Raul Malo and his friends continue to mix a recipe of country, early rock 'n roll, their leader's excellent songwriting, and his even better "Roy Orbison" vocal chords into a stew that makes them one of America's great party bands. Despite all of their successes I can still see them kicking butt as a bar's house band every Saturday night and being happy about it.
Guitarist Eddie Perez who joined in 2003, original drummer Paul Deakin, and sideman Jerry Dale McFadden, who has played keyboards for the veteran band since 1994 on all of their recordings and concerts (now promoted to permanent membership), couldn't form a better partnership supporting Malo's songs with vigor, true love of what they do, and their always superlative chops.
As usual, there are some nice Latin touches to The Mavericks' music. "Nitty Gritty" is pure Tex-Mex while "Summertime (When I'm With You)" possesses an easily accessible ska backbeat. The ballads, "Let It Rain (On Me)," "Fascinate Me," and "Pardon Me" show what Malo can do with his marvelous voice. "Stories We Could Tell" is a 50s rocker that will even have people who can't dance stomping their feet. They won't be able to help themselves.
In keeping with The Mavericks' love affair with music of earlier generations these twelve songs were recorded in mono, hence the album's title.
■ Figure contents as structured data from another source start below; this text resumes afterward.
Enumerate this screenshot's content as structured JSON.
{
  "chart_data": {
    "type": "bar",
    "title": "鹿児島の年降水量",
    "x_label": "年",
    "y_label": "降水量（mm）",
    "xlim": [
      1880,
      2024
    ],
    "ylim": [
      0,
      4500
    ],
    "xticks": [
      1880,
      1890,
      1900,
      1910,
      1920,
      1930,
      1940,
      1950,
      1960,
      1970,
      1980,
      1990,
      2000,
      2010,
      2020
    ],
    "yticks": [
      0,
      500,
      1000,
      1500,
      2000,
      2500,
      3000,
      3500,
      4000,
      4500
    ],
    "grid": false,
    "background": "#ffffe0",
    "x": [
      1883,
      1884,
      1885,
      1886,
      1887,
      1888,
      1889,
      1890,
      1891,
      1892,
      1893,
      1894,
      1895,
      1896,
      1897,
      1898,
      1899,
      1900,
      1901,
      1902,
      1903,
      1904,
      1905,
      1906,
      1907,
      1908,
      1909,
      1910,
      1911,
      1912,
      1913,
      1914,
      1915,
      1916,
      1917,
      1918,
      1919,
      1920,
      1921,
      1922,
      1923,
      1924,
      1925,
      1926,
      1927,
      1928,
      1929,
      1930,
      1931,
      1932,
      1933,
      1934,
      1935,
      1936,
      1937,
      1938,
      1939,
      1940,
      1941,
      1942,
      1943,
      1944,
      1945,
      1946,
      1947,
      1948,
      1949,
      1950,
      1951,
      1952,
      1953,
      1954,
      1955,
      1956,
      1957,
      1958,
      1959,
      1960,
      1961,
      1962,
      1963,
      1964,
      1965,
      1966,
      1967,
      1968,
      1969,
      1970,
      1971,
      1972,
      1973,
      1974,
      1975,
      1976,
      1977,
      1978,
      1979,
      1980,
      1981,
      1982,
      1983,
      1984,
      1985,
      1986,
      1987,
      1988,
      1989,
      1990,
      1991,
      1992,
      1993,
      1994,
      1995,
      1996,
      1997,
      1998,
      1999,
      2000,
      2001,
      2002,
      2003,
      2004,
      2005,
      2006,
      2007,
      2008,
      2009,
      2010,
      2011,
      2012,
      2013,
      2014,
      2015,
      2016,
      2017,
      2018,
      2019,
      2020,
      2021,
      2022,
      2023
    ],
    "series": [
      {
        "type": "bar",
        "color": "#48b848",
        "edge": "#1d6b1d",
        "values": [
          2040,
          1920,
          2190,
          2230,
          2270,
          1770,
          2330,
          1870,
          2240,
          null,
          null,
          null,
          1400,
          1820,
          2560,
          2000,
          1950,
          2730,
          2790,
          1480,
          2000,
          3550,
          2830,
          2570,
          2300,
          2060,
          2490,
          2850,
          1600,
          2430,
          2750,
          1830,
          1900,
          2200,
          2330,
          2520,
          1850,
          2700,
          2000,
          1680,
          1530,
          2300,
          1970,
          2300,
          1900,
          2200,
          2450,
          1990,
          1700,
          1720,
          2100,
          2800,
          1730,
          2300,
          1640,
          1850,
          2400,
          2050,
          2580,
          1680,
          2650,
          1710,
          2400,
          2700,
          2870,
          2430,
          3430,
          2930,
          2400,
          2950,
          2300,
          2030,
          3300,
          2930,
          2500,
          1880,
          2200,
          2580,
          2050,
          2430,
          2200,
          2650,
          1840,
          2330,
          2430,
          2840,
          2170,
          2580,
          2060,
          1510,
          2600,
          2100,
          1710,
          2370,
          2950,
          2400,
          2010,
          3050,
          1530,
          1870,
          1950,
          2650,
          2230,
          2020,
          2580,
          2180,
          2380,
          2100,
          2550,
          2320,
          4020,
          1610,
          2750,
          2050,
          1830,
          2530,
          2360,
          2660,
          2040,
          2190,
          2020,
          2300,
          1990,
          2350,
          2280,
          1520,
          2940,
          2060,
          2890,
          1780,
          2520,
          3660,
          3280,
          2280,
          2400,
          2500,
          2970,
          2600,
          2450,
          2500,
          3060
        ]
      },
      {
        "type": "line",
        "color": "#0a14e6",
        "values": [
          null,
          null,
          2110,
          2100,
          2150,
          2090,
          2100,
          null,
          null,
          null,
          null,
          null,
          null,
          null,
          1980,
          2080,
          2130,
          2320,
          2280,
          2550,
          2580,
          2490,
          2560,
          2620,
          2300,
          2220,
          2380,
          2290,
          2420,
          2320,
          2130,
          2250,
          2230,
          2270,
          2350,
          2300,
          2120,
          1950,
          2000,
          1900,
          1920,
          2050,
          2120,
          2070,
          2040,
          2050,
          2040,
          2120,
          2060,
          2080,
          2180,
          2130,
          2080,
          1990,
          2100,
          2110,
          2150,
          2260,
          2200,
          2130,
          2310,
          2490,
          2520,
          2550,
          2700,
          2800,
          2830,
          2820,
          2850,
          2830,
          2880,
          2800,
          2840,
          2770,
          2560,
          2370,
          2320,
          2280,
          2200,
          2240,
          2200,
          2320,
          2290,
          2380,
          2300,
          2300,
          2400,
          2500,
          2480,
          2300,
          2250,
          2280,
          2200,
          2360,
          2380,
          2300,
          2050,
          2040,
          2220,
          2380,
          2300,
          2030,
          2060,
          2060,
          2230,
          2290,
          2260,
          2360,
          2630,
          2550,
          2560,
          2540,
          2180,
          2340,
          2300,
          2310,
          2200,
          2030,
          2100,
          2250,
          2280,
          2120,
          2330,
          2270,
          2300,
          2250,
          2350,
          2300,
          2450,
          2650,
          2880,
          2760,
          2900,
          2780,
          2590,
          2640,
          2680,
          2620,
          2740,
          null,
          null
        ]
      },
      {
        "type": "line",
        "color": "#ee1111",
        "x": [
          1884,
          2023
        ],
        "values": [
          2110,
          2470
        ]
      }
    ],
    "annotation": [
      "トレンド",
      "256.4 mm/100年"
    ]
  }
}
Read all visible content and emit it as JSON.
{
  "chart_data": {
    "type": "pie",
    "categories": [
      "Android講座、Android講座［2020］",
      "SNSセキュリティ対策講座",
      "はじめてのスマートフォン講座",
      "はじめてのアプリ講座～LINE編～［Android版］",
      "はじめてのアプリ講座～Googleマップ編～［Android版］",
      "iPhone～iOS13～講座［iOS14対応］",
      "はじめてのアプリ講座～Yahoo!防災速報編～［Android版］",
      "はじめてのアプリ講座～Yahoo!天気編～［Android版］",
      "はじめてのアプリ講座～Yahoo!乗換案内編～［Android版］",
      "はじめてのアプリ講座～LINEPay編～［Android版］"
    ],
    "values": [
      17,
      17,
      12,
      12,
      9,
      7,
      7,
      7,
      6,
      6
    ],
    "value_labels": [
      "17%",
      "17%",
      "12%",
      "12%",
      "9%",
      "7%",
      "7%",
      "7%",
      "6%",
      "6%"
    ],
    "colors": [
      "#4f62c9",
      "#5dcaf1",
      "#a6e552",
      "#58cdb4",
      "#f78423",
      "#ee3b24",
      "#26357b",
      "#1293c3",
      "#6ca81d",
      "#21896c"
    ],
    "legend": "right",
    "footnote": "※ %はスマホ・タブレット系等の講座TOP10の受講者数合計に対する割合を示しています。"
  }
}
Sadly, this is the first CD The Mavericks have made without bassist Robert Reynolds, the man who started the band all those years ago with Malo and Deakin. He was fired in 2014 due to an ongoing drug problem that forced him into rehab several times, attempts that were financed by the band. He was also accused of trying to acquire money from fans. Nevertheless, The Mavericks have risen above that tribulation to give the world another set of tunes that add to their legacy while making the world feel good again.